A obrigação de contratar um seguro médico, em um país onde 32 milhões não têm ou não podem se permitir o luxo de uma cobertura médica, divide apaixonadamente os Estados Unidos desde a aprovação da Lei da Saúde Acessível (ACA, sigla em inglês) em março de 2010.
A lei cria todo um novo aparato burocrático no sistema sanitário americano. A ACA obriga, além disso, que as companhias de seguro aceitem qualquer pessoa mesmo com problemas de saúde e permite aos jovens serem inscritos como dependentes nas apólices de seguro de seus pais até a idade de 26 anos.
Segundo a Casa Branca, cerca de seis milhões de hispânicos têm acesso agora sem custos adicionais aos serviços de cuidado preventivo e 500.000 mais se beneficiam de programas para aposentados e pessoas maiores de idade.
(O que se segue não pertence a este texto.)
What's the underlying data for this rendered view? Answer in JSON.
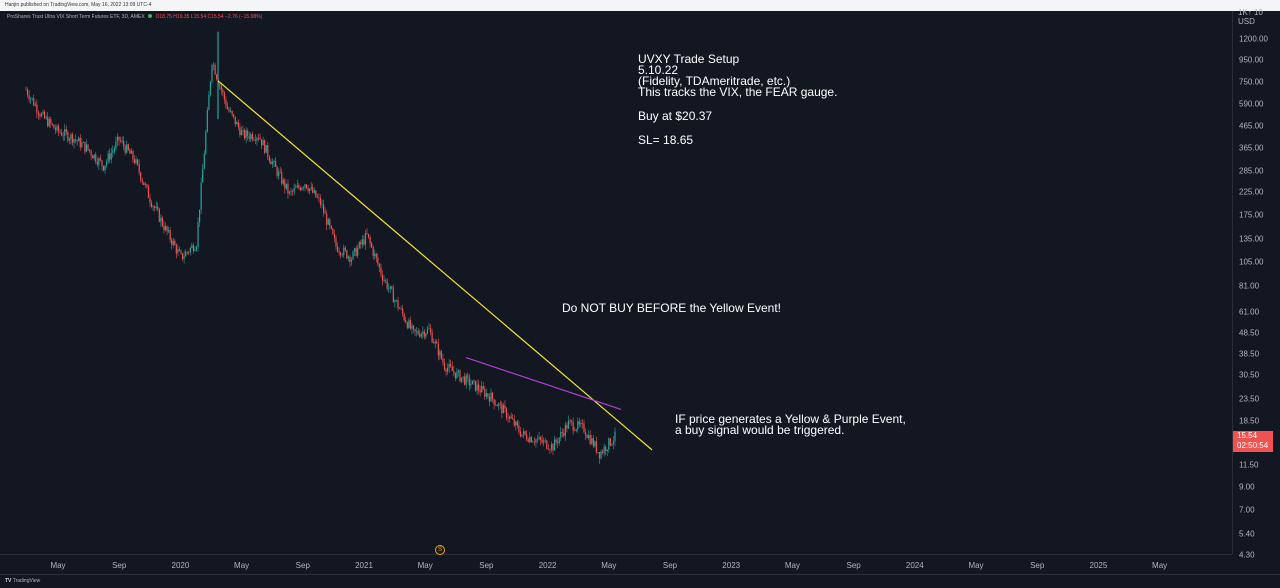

É com estes votos que Obama conta.
Até 2014, cerca de nove milhões de hispânicos poderão obter cobertura de saúde como resultado dos custos menores e dos subsídios.
Tão logo a decisão da Suprema Corte foi divulgada, reações começaram a chegar com e-mails de organizações de esquerda considerando o resultado um "golpe duro" contra o movimento de direita "Tea Party". Grupos conservadores do movimento, vêem na "Obamacare" (um trocadilho pejorativo com o termo "health care", ou cuidados da saúde) uma demonstração clara das tendências "socialistas" do presidente.
O contra ataque do Partido Republicano não se fez esperar: o candidato do partido nas eleições de novembro, Mitt Romney, diz que vai "repelir" a lei no seu primeiro dia de trabalho, se for eleito, que tentará barrar no Congresso.
Ele conta com o apoio da Câmara dos Representantes que votará no dia 11 de julho pela revogação da reforma da saúde do presidente democrata, segundo declarações do influente republicano Eric Cantor, logo depois da decisão da Suprema Corte.
E o próprio presidente da Câmara, o republicano John Boehner, se comprometeu a seguir lutando para revogar a reforma do sistema de saúde.
Entretanto, mesmo que a câmara baixa dominada pelos republicanos desaprove o texto, a revogação não tem chance alguma de passar pelo Senado, que permanece nas mãos dos democratas, nem pelo veto do presidente Obama.